From mboxrd@z Thu Jan  1 00:00:00 1970
From: David Jander <david@protonic.nl>
Subject: Re: [PATCH v5] can: flexcan: Re-write receive path to use MB queue
 instead of FIFO
Date: Tue, 30 Sep 2014 09:13:55 +0200
Message-ID: <20140930091355.770fac72@archvile>
References: <1411995175-13540-1-git-send-email-david@protonic.nl>
	<8124948.gcTnPkg5PL@ws-stein>
	<20140929163932.055fae8f@archvile>
	<5017123.OgYMn6dde4@ws-stein>
Mime-Version: 1.0
Content-Type: text/plain; charset=US-ASCII
Content-Transfer-Encoding: 7bit
Return-path: <linux-can-owner@vger.kernel.org>
Received: from protonic.xs4all.nl ([83.163.252.89]:7123 "EHLO
	protonic.xs4all.nl" rhost-flags-OK-OK-OK-OK) by vger.kernel.org
	with ESMTP id S1750976AbaI3HNw (ORCPT
	<rfc822;linux-can@vger.kernel.org>); Tue, 30 Sep 2014 03:13:52 -0400
In-Reply-To: <5017123.OgYMn6dde4@ws-stein>
Sender: linux-can-owner@vger.kernel.org
List-ID: <linux-can.vger.kernel.org>
To: Alexander Stein <alexander.stein@systec-electronic.com>
Cc: Marc Kleine-Budde <mkl@pengutronix.de>, Wolfgang Grandegger <wg@grandegger.com>, linux-can@vger.kernel.org


Dear Alexander,

On Mon, 29 Sep 2014 17:02:39 +0200
Alexander Stein <alexander.stein@systec-electronic.com> wrote:

> On Monday 29 September 2014 16:39:32, David Jander wrote:
> > 
> > Dear Alexander,
> > 
> > On Mon, 29 Sep 2014 15:29:28 +0200
> > Alexander Stein <alexander.stein@systec-electronic.com> wrote:
> > 
> > > On Monday 29 September 2014 14:52:55, David Jander wrote:
> > > > The FlexCAN controller has a RX FIFO that is only 6 messages deep, and
> > > > a mailbox space capable of holding up to 63 messages.
> > > > 
> > > > This space was largely unused, limiting the permissible latency from
> > > > interrupt to NAPI to only 6 messages.
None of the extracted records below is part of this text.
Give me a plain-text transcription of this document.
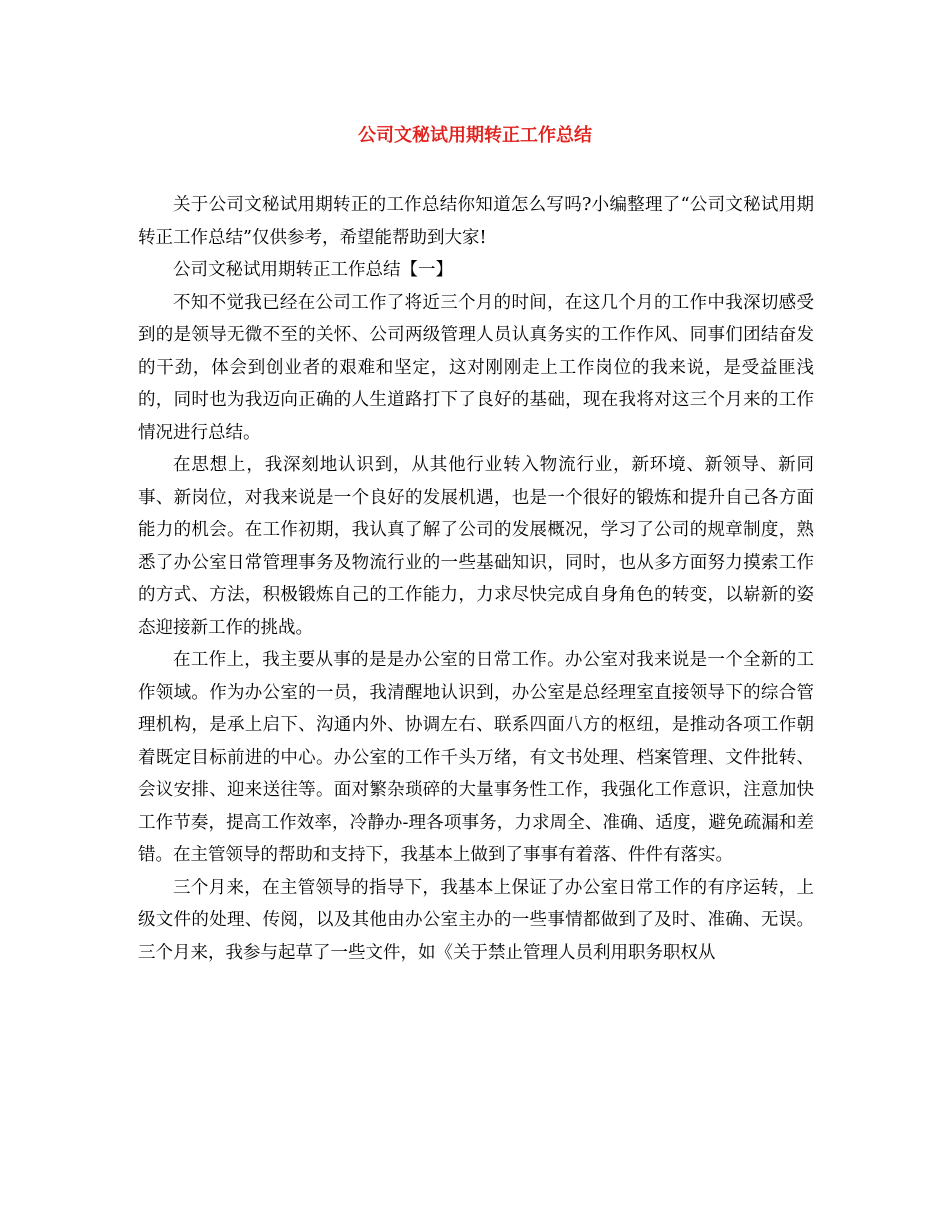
公司文秘试用期转正工作总结

关于公司文秘试用期转正的工作总结你知道怎么写吗?小编整理了“公司文秘试用期转正工作总结”仅供参考，希望能帮助到大家!

公司文秘试用期转正工作总结【一】

不知不觉我已经在公司工作了将近三个月的时间，在这几个月的工作中我深切感受到的是领导无微不至的关怀、公司两级管理人员认真务实的工作作风、同事们团结奋发的干劲，体会到创业者的艰难和坚定，这对刚刚走上工作岗位的我来说，是受益匪浅的，同时也为我迈向正确的人生道路打下了良好的基础，现在我将对这三个月来的工作情况进行总结。

在思想上，我深刻地认识到，从其他行业转入物流行业，新环境、新领导、新同事、新岗位，对我来说是一个良好的发展机遇，也是一个很好的锻炼和提升自己各方面能力的机会。在工作初期，我认真了解了公司的发展概况，学习了公司的规章制度，熟悉了办公室日常管理事务及物流行业的一些基础知识，同时，也从多方面努力摸索工作的方式、方法，积极锻炼自己的工作能力，力求尽快完成自身角色的转变，以崭新的姿态迎接新工作的挑战。

在工作上，我主要从事的是是办公室的日常工作。办公室对我来说是一个全新的工作领域。作为办公室的一员，我清醒地认识到，办公室是总经理室直接领导下的综合管理机构，是承上启下、沟通内外、协调左右、联系四面八方的枢纽，是推动各项工作朝着既定目标前进的中心。办公室的工作千头万绪，有文书处理、档案管理、文件批转、会议安排、迎来送往等。面对繁杂琐碎的大量事务性工作，我强化工作意识，注意加快工作节奏，提高工作效率，冷静办-理各项事务，力求周全、准确、适度，避免疏漏和差错。在主管领导的帮助和支持下，我基本上做到了事事有着落、件件有落实。

三个月来，在主管领导的指导下，我基本上保证了办公室日常工作的有序运转，上级文件的处理、传阅，以及其他由办公室主办的一些事情都做到了及时、准确、无误。三个月来，我参与起草了一些文件，如《关于禁止管理人员利用职务职权从
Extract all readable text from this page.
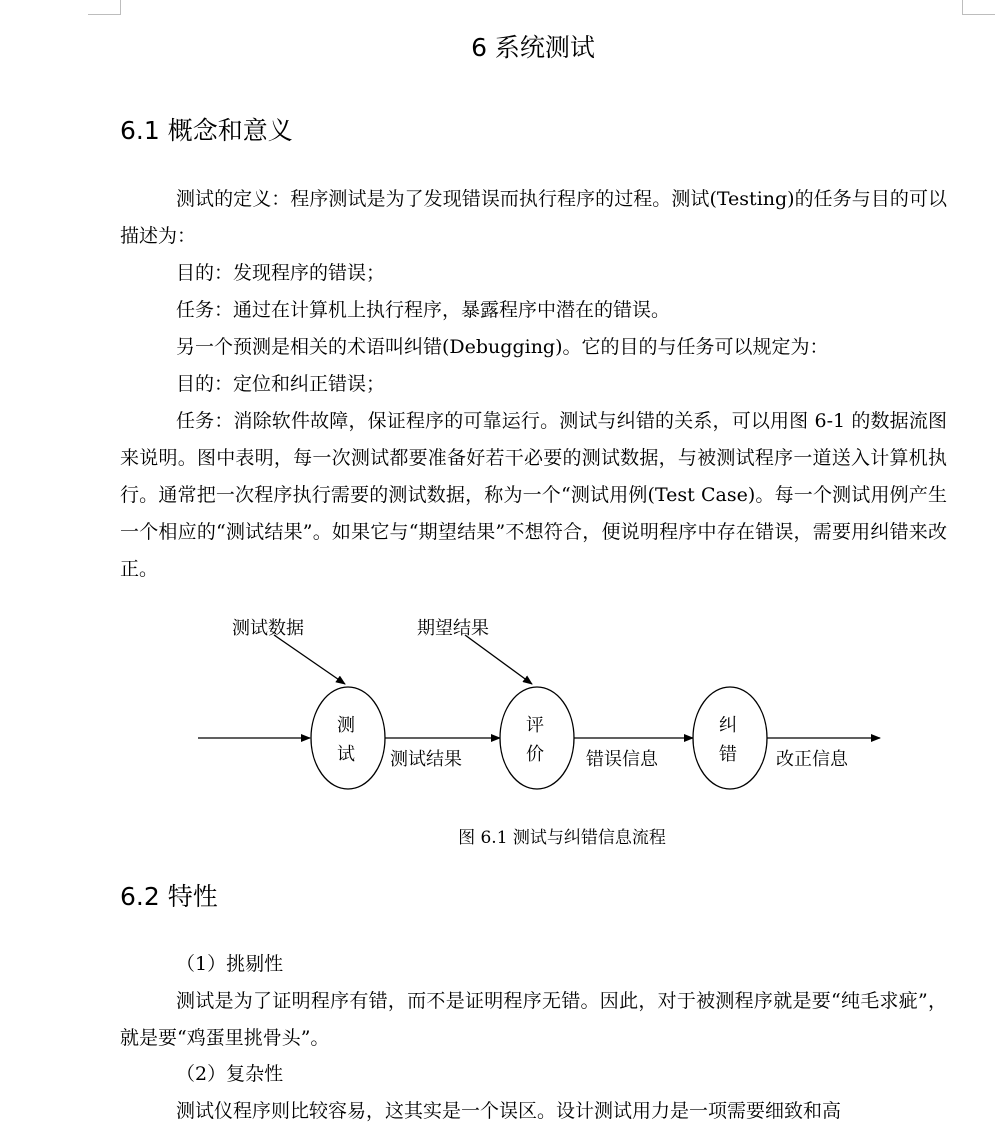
6 系统测试
6.1 概念和意义
测试的定义：程序测试是为了发现错误而执行程序的过程。测试(Testing)的任务与目的可以描述为：
目的：发现程序的错误；
任务：通过在计算机上执行程序，暴露程序中潜在的错误。
另一个预测是相关的术语叫纠错(Debugging)。它的目的与任务可以规定为：
目的：定位和纠正错误；
任务：消除软件故障，保证程序的可靠运行。测试与纠错的关系，可以用图 6-1 的数据流图来说明。图中表明，每一次测试都要准备好若干必要的测试数据，与被测试程序一道送入计算机执行。通常把一次程序执行需要的测试数据，称为一个“测试用例(Test Case)。每一个测试用例产生一个相应的“测试结果”。如果它与“期望结果”不想符合，便说明程序中存在错误，需要用纠错来改正。
测试数据	期望结果
测
试 测试结果
评
价 错误信息
纠
错 改正信息
图 6.1 测试与纠错信息流程
6.2 特性
（1）挑剔性
测试是为了证明程序有错，而不是证明程序无错。因此，对于被测程序就是要“纯毛求疵”，就是要“鸡蛋里挑骨头”。
（2）复杂性
测试仪程序则比较容易，这其实是一个误区。设计测试用力是一项需要细致和高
This patch uses all available MBs
> > > > for message reception and frees the MBs in the IRQ handler to greatly
> > > > decrease the likelihood of receive overruns.
> > > > 
> > > > Signed-off-by: David Jander <david@protonic.nl>
> > > 
> > > AFAICT, If you disable Rx FIFO mode, you essentially break RTR reception
> > > on (at least) i.MX3. Please refere to the reference manual 24.4.8.1
> > > Remote Frames. Vybrid and i.MX6 (not sure about i.MX5) seem to have more
> > > features about RTR reception.
> > 
> > Argh! Looks like you are right!
> > RTR reception did not work for i.MX6 either, but that is because I forgot
> > to set RRS bit in CTRL2... which does not exist on i.MX53 nor i.MX35.
> > What's strange is the fact that the i.MX53 RM does not contain the chapter
> > you mention (it is contained in the i.MX35 RM though), and this is the
> > only place that clearly seems to indicate that this indeed will not work
> > on the i.MX3:
> > 
> > "A received remote request frame is not stored in a receive buffer. It is
> > only used to trigger a transmission of a frame in response."
> 
> Yep, it seems that the FlexCAN part of the RM is even more shorter in i.MX5
> than i.MX3 or i.MX6...
> 
> > AFAICS, we have little choice but to use the Rx FIFO, at least for i.MX3/5
> > or older IPs...
> > 
> > Maybe I can re-factor the code in such a way that the same construction is
> > used outside the IRQ context, but the IRQ routine will either empty the
> > FIFO (for revision 3 and older flexcan) or the while MB area (for revision
> > 10 and newer).
> > 
> > The BIG drawback of using the RX FIFO is that it is really tiny. Not using
> > it is really a big win for i.MX6 and newer... which I'd like to keep.
> 
> I don't know how the MB actually work, but I know about race conditions in
> C_CAN (actually pch can) with the pseudo FIFO implemented using message
> boxes. May this also happen here? That's a reason I'm really happy there is
> a real FIFO in hardware.

I can think of a few possible race conditions that can happen when doing this,
but AFAIK, I have them all covered in this patch. I have done quite some
testing looking at message ordering and message loss, but it seems very
robust. If you read the comment for the function flexcan_copy_rxmbs(), you can
see that there is a condition that can produce out of order messages, but that
only happens if interrupt latency goes beyond 30 messages... and you get a
nice warning in the kernel message log.

When I first looked at the flexcan peripheral I also thought: "Cool, at last a
CAN controller with a real FIFO", but unfortunately that FIFO is only 6
messages deep... compared to a MB area of a whopping 64 MBs that will go
almost completely unused!

> > Nevertheless, emptying the FIFO in the IRQ handler will still be a big
> > improvement, since the only thing that could still kill the driver and
> > cause message loss is interrupt latency, which normally should not be so
> > high. NAPI scheduling latency is probably much worse, and this is the
> > biggest issue with the current driver.
> > 
> > Any suggestion on what to do?
> 
> Get rid of NAPI and use RT-preempt with proper priorities :) But joke aside,
> which workload does increase the NAPI latency so much, an overrun occurs? I
> tested CAN bursts on i.MX35 without any loss.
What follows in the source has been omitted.